"I'm too old for this," Calensk told one of the guards next to him, who ignored him.

"I don't get paid nearly enough," he told the inspector one morning, who shrugged and fingered the photo on his desk.

"I thought I'd stop handling guns when the war ended," he quipped to a detainee as he pressed his into her back, who was too busy stiffening her lip to hear him.

Indeed, he did not enjoy his new post. It only paid marginally better than his previous job of steaming letters, and it was much more tedious. On the surface, he called it boredom, but deep down, he was afraid. He didn't like the idea of firing his gun again. He hadn't done so since the Six Year War. Even imagining the sound of a gunshot coming from his fingertips made them begin quivering ever so slightly.

Maybe it was the way the expanse of the checkpoint looked like no man's land. And how the Grestin Wall looked like a fragile country not worth defending. And how everyone standing in line had the same expression as a soldier queuing up for death.

He didn't like it. Not one bit.

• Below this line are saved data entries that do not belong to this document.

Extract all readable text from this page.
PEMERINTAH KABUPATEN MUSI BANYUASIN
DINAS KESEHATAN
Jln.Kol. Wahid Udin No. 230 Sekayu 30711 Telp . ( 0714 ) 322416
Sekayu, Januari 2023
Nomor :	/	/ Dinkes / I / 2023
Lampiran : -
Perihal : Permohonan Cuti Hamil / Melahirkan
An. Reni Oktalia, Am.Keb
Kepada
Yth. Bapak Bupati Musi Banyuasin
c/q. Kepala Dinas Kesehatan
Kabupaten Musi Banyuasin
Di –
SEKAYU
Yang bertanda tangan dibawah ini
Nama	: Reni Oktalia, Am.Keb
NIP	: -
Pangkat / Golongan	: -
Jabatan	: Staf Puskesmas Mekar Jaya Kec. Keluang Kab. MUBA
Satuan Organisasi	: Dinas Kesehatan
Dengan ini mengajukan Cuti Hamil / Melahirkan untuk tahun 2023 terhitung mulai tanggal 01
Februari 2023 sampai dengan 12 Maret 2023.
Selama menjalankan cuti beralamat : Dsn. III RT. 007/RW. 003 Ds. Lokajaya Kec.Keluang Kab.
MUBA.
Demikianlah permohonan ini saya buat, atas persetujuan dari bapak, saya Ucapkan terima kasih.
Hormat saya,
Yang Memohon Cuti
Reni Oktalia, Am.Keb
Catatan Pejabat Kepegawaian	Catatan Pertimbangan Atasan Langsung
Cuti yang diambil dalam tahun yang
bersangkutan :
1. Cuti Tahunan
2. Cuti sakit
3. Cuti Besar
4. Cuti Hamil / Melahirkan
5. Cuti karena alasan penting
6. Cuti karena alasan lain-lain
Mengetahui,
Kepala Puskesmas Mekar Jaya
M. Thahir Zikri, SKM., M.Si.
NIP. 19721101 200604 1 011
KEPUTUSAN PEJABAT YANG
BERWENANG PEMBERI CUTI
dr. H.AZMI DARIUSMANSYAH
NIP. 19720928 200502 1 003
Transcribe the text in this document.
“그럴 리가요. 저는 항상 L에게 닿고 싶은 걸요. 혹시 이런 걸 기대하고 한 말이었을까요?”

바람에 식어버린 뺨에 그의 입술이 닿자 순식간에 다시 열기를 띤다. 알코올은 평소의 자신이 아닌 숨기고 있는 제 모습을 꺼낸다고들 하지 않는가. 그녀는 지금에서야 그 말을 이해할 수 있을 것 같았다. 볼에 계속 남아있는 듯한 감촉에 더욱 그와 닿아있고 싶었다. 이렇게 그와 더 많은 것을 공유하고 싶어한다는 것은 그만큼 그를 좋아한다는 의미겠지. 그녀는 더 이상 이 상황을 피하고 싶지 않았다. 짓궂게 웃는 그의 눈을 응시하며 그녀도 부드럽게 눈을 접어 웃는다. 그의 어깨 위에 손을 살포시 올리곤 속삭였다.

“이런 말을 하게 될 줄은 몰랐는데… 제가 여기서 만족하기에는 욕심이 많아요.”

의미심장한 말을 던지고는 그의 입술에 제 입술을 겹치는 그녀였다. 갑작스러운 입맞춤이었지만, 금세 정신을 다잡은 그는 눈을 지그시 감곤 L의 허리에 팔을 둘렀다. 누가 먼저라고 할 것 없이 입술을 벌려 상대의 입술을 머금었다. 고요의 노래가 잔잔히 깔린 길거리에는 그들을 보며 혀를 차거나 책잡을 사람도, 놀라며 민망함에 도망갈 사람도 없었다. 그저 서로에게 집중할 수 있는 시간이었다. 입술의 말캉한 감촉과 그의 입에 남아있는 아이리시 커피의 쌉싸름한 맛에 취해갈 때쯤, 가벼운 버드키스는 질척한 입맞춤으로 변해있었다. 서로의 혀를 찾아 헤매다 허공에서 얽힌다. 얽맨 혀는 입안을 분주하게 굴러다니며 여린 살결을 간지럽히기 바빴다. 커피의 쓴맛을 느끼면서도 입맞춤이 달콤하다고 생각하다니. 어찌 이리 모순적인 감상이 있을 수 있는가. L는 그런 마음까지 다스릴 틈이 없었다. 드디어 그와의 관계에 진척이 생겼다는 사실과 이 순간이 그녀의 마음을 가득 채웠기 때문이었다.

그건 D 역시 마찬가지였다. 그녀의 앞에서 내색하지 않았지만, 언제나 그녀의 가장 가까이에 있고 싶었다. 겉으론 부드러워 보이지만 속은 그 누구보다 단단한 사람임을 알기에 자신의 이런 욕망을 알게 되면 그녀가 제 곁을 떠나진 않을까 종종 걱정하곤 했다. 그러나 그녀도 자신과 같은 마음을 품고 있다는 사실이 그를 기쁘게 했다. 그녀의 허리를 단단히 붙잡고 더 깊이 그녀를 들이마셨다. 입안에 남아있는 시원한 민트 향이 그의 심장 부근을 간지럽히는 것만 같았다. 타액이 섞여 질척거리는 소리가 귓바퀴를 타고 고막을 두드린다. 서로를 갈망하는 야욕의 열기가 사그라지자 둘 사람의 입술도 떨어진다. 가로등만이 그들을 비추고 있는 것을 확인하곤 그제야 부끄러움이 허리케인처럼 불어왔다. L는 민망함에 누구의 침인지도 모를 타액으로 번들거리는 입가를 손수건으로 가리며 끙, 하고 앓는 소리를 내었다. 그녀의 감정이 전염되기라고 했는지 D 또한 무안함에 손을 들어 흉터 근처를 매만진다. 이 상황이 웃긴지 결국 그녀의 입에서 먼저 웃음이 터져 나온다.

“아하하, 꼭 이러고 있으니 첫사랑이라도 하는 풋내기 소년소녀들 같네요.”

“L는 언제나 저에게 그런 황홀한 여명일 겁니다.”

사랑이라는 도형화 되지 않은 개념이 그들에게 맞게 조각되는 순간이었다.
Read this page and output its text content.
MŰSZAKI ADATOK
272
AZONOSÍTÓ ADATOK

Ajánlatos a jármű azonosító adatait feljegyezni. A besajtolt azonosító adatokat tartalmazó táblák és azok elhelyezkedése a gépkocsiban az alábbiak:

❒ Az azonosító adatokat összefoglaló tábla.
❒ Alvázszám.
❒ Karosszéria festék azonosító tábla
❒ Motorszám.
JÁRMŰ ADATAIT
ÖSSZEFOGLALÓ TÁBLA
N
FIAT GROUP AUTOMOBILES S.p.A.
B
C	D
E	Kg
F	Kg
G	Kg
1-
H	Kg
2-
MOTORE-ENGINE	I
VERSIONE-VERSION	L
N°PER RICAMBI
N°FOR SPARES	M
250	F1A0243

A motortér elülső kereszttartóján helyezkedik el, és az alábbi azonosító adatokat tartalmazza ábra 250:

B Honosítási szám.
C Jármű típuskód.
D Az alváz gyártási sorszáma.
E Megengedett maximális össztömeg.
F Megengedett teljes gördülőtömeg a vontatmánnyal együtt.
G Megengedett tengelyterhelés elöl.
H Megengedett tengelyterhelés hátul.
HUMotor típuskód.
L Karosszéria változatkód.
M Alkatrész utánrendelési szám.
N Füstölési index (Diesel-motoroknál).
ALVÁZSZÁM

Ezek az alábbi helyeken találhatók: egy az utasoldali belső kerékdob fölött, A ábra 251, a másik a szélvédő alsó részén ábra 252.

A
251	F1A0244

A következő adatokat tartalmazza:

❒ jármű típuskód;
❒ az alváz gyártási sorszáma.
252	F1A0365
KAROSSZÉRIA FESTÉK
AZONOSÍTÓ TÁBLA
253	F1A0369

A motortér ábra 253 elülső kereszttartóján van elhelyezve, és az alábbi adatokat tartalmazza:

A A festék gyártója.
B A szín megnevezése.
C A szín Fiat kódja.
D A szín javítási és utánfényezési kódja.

He made it through the day thinking about the money he'd bring home. Nice stacks of notes. Wadded envelopes that crackle as they change hands. It was almost sensual.

Hearing his post would be moved closer to the prison was a great relief. A warzone looked less distressing behind the wings. Calensk was only a few feet away, but he already felt more at ease. He took a moment to wonder if that was why the officials were always so reckless. It must be easy to treat people as disposable when you're miles away, safe and powerful and free of the associations between gunshots and bleeding and screaming and death.

Then the moment passed, and Calensk set his mind once more upon bank notes and not firing his gun.